DTK’nın yaptığı yazılı açıklama da kısa ve özdü. Ancak daha resmi ve soğuk bir tonu vardı. DTK saldırıyı şiddetle kınıyordu; ancak bu kınamayı, saldırının neden meydana geldiğinin de gözlerden uzak tutulmaması temenni ediliyormuş izlenimi veren şu cümleler izliyordu:

 

“AKP hükümetinin halklarımızın kardeşliğine yönelik olarak içte ve dışta yürüttüğü savaş politikalarının, Türkiye'yi bu tür saldırıların hedefi haline getirdiği tespitini yenileyerek; hükümet yetkililerinin ısrarla sürdürmek istediği bu yanlış politikalarını bir kez daha gözden geçirmeye davet ediyoruz."

 

Ancak bütününe bakıldığında, DTK açıklaması da HDP açıklaması gibi “aklı başında, herkesin altına imza atacağı” bir metindi.

 

                                                                             *          *          *

 

Fail-mağdur-tanık üçgeninde tüm tanıkların sivillere yönelen faili kınaması ve ayıplamasına rağmen, şiddeti bertaraf etmede başarılı olamıyoruz.
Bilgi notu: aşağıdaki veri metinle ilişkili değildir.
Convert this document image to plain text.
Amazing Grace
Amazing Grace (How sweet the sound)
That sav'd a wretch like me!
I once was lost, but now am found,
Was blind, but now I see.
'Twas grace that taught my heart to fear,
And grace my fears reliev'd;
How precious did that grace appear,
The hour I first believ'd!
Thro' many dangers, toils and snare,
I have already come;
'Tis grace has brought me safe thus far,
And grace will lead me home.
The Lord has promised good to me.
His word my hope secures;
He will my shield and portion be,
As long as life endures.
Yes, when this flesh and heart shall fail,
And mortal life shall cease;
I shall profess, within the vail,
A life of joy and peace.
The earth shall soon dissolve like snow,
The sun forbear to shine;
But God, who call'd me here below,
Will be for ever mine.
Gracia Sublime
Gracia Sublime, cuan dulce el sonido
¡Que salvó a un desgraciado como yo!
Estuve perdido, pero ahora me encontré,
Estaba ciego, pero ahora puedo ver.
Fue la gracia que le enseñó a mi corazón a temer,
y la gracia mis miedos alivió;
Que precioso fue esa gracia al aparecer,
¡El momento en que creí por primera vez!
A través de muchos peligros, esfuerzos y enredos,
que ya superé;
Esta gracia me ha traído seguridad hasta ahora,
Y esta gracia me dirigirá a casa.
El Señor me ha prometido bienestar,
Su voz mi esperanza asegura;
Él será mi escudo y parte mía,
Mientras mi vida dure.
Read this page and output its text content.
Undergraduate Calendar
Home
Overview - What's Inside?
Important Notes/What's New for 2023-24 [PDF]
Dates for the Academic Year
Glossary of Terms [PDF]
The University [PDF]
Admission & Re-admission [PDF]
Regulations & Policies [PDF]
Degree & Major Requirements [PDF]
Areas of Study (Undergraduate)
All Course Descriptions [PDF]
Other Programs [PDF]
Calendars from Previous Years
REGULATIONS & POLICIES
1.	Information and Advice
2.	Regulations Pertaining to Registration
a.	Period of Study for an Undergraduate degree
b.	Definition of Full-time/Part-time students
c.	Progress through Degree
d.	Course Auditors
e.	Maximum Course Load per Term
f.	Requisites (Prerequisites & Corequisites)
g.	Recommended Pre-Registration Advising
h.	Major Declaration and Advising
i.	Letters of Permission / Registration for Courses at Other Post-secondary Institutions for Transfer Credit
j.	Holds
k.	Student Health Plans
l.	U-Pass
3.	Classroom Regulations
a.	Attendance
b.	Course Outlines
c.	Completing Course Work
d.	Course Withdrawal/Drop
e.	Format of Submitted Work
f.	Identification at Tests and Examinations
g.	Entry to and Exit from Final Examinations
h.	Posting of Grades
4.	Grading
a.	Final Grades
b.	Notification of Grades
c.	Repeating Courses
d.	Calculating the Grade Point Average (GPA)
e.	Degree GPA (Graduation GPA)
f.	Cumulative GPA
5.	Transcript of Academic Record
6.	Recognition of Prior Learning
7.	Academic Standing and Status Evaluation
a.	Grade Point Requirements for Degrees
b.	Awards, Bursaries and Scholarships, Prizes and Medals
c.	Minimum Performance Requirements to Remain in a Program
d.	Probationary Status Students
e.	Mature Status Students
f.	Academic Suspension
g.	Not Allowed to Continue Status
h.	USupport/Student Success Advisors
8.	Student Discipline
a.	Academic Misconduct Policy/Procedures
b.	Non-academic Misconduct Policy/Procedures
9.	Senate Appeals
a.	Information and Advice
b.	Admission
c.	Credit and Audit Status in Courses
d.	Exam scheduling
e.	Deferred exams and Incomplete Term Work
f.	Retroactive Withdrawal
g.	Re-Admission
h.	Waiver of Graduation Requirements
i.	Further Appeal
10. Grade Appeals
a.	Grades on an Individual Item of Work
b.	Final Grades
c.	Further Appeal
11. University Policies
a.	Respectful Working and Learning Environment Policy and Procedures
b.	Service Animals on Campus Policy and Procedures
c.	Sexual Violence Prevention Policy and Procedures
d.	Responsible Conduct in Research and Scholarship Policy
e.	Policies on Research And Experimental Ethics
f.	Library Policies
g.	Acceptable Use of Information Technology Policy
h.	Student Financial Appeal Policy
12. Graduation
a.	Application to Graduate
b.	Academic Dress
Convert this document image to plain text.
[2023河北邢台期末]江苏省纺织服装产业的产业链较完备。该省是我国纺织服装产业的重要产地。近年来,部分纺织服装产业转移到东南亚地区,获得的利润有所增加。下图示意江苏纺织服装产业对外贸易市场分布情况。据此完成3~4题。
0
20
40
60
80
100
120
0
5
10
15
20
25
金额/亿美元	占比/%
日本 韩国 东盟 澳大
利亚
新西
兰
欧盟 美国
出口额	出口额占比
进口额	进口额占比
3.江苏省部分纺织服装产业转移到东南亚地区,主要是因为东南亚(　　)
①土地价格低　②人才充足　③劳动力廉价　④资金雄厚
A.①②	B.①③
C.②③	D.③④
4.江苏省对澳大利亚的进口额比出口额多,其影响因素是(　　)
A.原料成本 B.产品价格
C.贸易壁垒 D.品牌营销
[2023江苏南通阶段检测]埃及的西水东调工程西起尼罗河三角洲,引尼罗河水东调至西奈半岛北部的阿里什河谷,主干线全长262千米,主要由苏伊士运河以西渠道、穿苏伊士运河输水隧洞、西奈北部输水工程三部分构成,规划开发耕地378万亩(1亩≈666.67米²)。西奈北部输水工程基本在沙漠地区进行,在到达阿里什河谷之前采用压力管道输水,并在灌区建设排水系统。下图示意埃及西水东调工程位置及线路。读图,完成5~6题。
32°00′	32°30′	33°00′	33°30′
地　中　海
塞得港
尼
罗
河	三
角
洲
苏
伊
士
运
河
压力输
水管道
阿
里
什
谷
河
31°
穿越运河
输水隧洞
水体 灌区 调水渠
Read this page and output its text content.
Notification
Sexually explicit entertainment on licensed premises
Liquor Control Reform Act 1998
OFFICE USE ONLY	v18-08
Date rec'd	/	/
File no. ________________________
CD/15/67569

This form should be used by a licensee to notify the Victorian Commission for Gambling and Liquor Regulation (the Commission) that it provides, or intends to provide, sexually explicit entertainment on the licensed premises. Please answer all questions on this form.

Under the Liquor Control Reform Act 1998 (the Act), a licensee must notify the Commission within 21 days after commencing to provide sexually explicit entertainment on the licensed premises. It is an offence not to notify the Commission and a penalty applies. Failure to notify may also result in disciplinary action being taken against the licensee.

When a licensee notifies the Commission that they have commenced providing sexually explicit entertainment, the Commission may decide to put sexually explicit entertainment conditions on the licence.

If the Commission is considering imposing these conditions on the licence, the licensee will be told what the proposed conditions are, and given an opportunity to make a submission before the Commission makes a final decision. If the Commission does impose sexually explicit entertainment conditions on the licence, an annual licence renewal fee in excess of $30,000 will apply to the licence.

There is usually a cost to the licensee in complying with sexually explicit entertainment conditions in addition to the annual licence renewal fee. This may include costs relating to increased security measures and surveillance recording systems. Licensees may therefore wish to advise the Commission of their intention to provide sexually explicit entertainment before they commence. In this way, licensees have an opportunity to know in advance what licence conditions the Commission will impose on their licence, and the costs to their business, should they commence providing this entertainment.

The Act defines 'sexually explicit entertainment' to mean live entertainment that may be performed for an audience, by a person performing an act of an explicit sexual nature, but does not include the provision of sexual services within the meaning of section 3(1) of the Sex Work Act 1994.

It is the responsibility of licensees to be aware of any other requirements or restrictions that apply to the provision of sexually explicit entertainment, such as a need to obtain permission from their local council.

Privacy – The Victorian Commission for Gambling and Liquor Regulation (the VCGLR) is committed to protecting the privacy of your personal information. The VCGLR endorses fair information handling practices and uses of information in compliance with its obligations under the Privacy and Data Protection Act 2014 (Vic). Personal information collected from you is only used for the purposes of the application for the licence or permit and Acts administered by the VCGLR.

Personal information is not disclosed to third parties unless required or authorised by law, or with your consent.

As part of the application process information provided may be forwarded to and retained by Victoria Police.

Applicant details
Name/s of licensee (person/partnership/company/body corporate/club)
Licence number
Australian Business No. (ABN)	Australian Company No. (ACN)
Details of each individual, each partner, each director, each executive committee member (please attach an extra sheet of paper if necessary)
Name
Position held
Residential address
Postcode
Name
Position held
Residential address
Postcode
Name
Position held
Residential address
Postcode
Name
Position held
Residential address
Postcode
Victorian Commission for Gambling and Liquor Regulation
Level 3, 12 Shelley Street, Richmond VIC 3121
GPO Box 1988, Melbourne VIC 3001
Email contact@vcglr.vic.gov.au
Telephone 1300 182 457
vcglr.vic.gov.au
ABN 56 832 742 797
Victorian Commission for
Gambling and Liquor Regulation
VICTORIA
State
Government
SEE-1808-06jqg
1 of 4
Çünkü üç hata yapıyoruz.

 

Birinci hatamız, şiddeti eylem ahlâkı üzerinden değil, eyleme gösterilen abartılı tepkiler üzerinden değerlendirmek. Örneğin sivil kayıplarla biten eylemi teşvik etme sonucu doğuran milletvekilini “ahlâken” eleştirmiyoruz, ama onun taziyeye katılmasına gösterilen tepkiyi “problem” yapıyoruz. Bu da dikkatlerin failin ve yarattığı mağduriyetin üzerinde yoğunlaşmasını engelliyor.

 

İkinci hatamız, eylemin tanıklar arasında tartışma yaratmak amacıyla da işlenmiş olabileceğini gözardı etmek. Bazan fail öyle bir eylem koyar ki, tanıklar arasında tartışma ve ayrışmayı hedefler.

 

Üçüncü hatamız, şiddet sonrası güvenlik zafiyetine aşırı vurgu yapmak ve istifa çağrılarında bulunmak… Bu tür çağrılar toplumda yeterince korunmadığımız hissi doğurabilir. Bu hissiyat da kitlelerin “düşmana” karşı harekete geçmesine yol açabilir. (Samimi güvenlik sorgulamaları tabii gereklidir. Ancak bu sorgulama, toplumsal kaygı artışını aşırı teşvik eden tonda olmamalıdır.)

 

                                                                           *          *          *

 

Ankara’daki saldırının iki mesaj kodladığını düşünüyorum.

 

(1) Türkler batıda Kürtlere saldırsın, böylece iç savaş ortamı oluşsun.

 

(2) Kürt sorununun çözümü için çok stratejik bir aktör olan Hakan Fidan istifa etsin.

 

Saldırının arkasındaki zekâ, bizim istediği gibi davranmamızı başarırsa amacına ulaşacak.